Non si devono confondere, pertanto, i crediti alimentari con il mantenimento in fase di separazione. Mentre i primi servono a sostenere chi versa in stato di bisogno e non è in grado di provvedere da solo al proprio sostentamento, il mantenimento ha la funzione di consentire al coniuge debole di conservare lo stesso tenore di vita goduto durante il matrimonio (occorre tuttavia specificare che i recenti nuovi orientamenti della Corte di Cassazione renderanno sempre meno applicabile il suddetto principio del cd. “tenore di vita”).
Non a caso, mentre l’entità del mantenimento è determinata in relazione alle circostanze e ai redditi dell’obbligato, la quantificazione degli alimenti non deve superare quanto sia necessario per la vita dell’alimentando, avuto riguardo alla sua posizione sociale.
Ne deriva che l’assegno di mantenimento non può essere pignorato per la quota relativa alla parte alimentare, il cui accertamento compete al
giudice del merito. In altre parole, per stabilire se un credito da mantenimento possa essere pignorato o meno, occorre stabilire se esso abbia in tutto, o anche solo in parte, natura alimentare. E, infatti, il credito di mantenimento che non sia destinato a soddisfare in alcun modo le esigenze di vita del beneficiario deve ritenersi equiparabile ad un credito comune e, pertanto, pienamente pignorabile.
La legge non fornisce chiare indicazioni nel merito e, come detto, deve essere il giudice, in base al caso concreto, a decidere al riguardo.

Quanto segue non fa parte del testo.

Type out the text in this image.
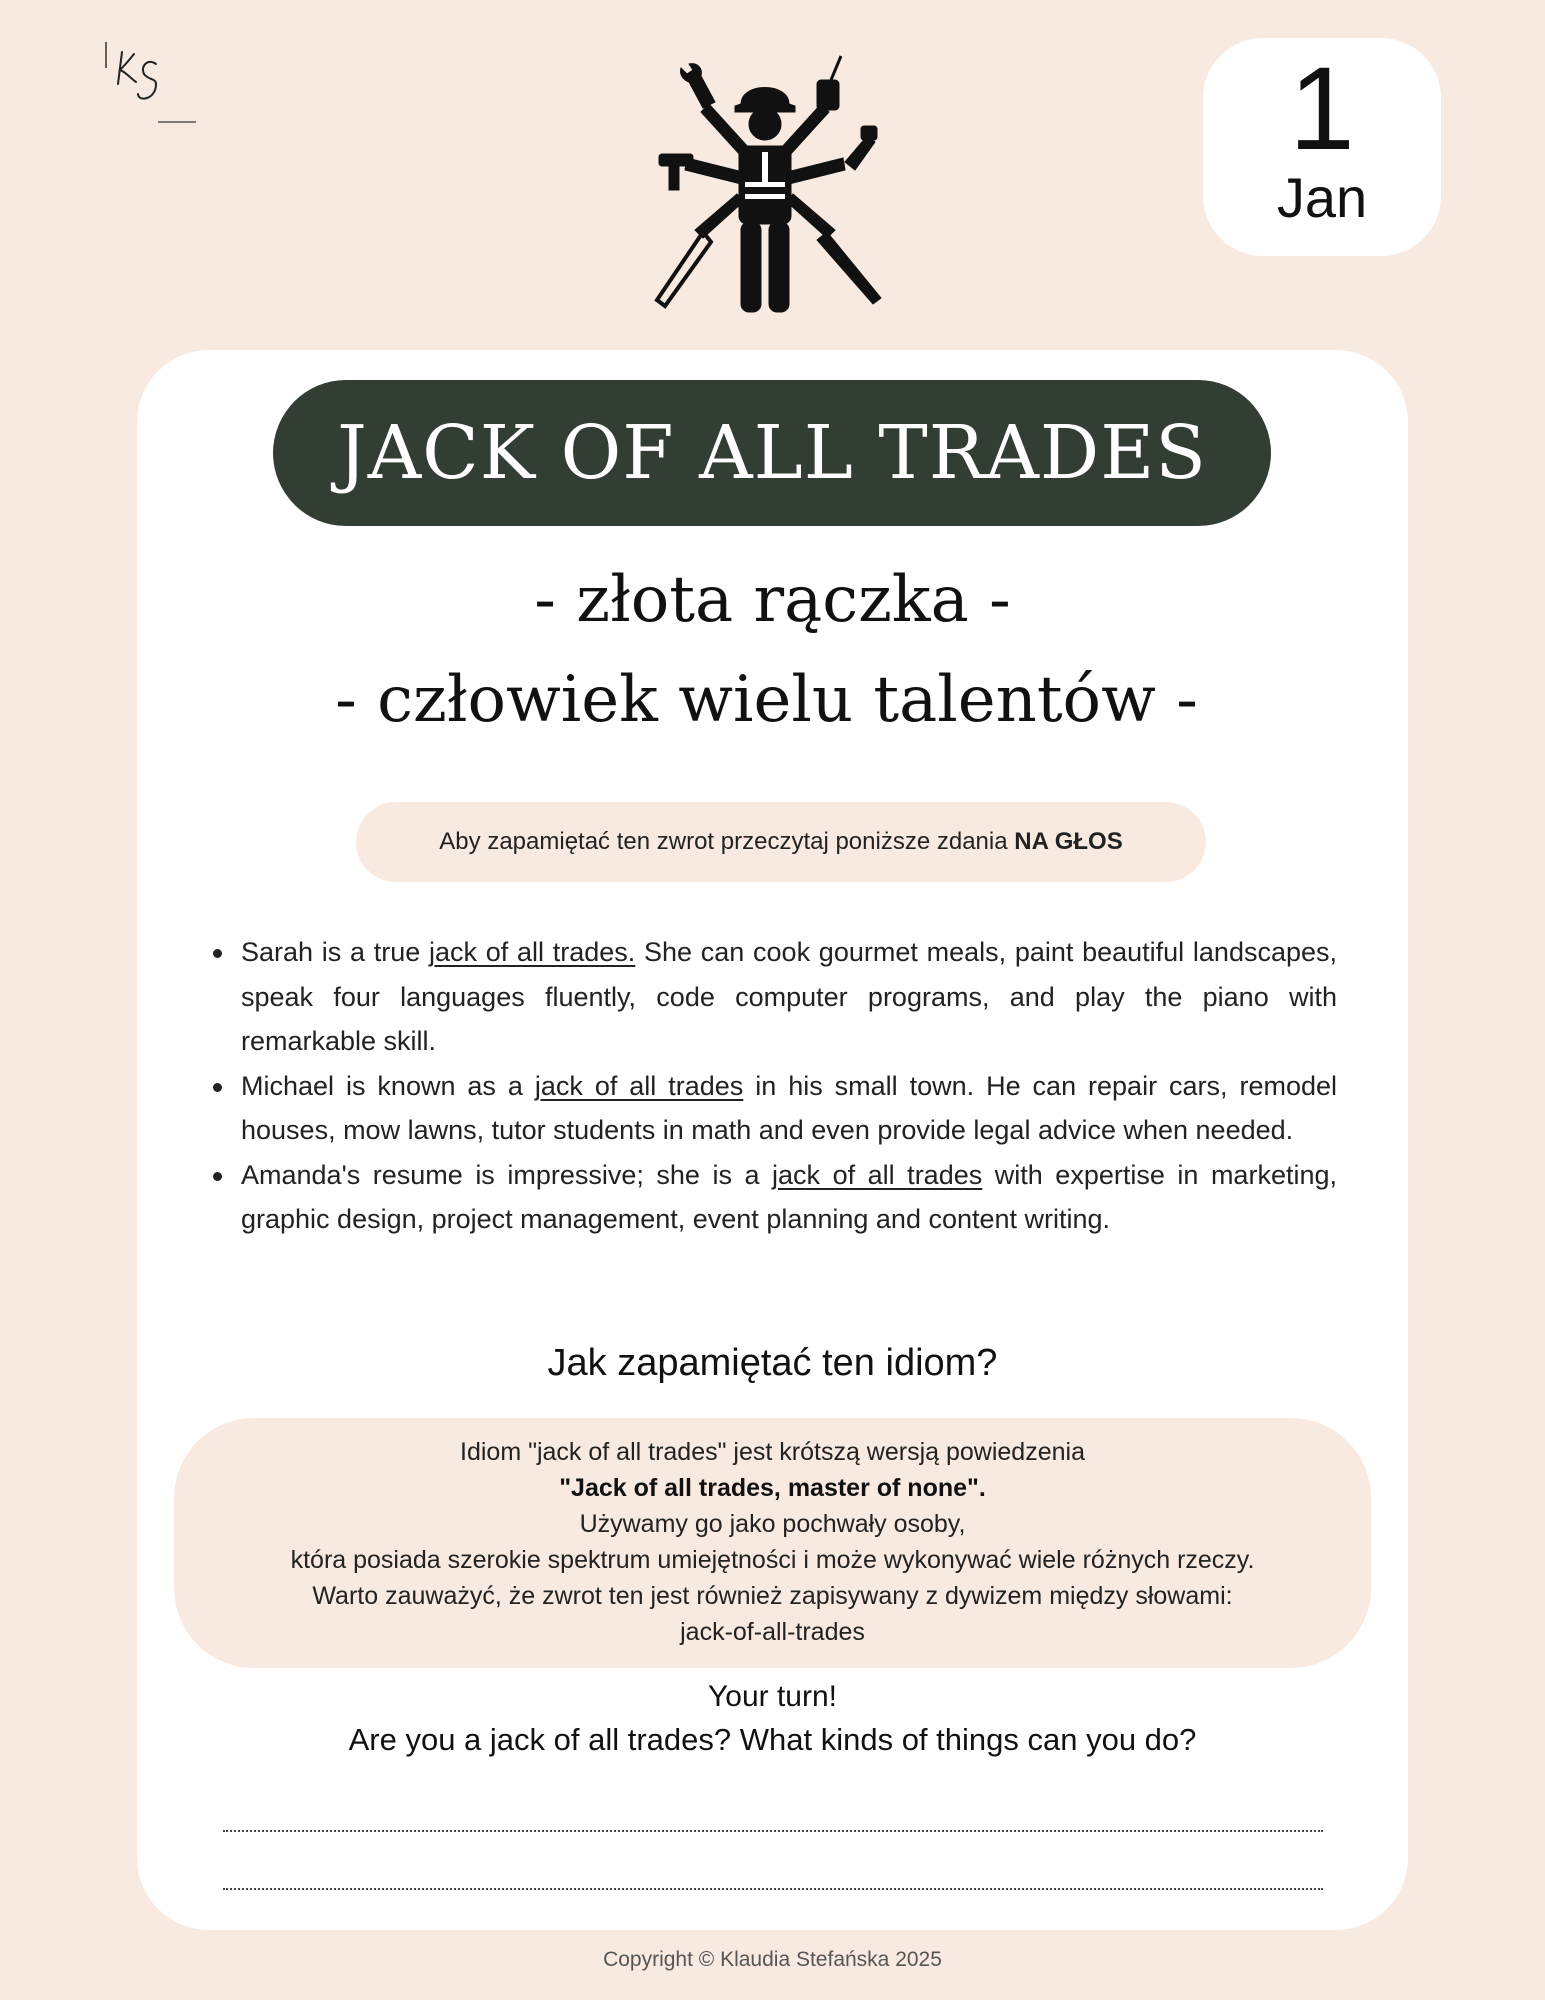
1
Jan
JACK OF ALL TRADES
- złota rączka -
- człowiek wielu talentów -
Aby zapamiętać ten zwrot przeczytaj poniższe zdania NA GŁOS
Sarah is a true jack of all trades. She can cook gourmet meals, paint beautiful landscapes, speak four languages fluently, code computer programs, and play the piano with remarkable skill.
Michael is known as a jack of all trades in his small town. He can repair cars, remodel houses, mow lawns, tutor students in math and even provide legal advice when needed.
Amanda's resume is impressive; she is a jack of all trades with expertise in marketing, graphic design, project management, event planning and content writing.
Jak zapamiętać ten idiom?
Idiom "jack of all trades" jest krótszą wersją powiedzenia
"Jack of all trades, master of none".
Używamy go jako pochwały osoby,
która posiada szerokie spektrum umiejętności i może wykonywać wiele różnych rzeczy.
Warto zauważyć, że zwrot ten jest również zapisywany z dywizem między słowami:
jack-of-all-trades
Your turn!
Are you a jack of all trades? What kinds of things can you do?
Copyright © Klaudia Stefańska 2025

Solo con riferimento al pignoramento della pensione, la legge stabilisce un minimo impignorabile, perché considerato minimo vitale, che viene calcolato sommando l’importo dell’ assegno sociale con la metà dello stesso, per una cifra di attualmente pari a 672,10 euro/mese.
Tuttavia, nell’ambito di un assegno di mantenimento, gli alimenti possono superare il predetto importo.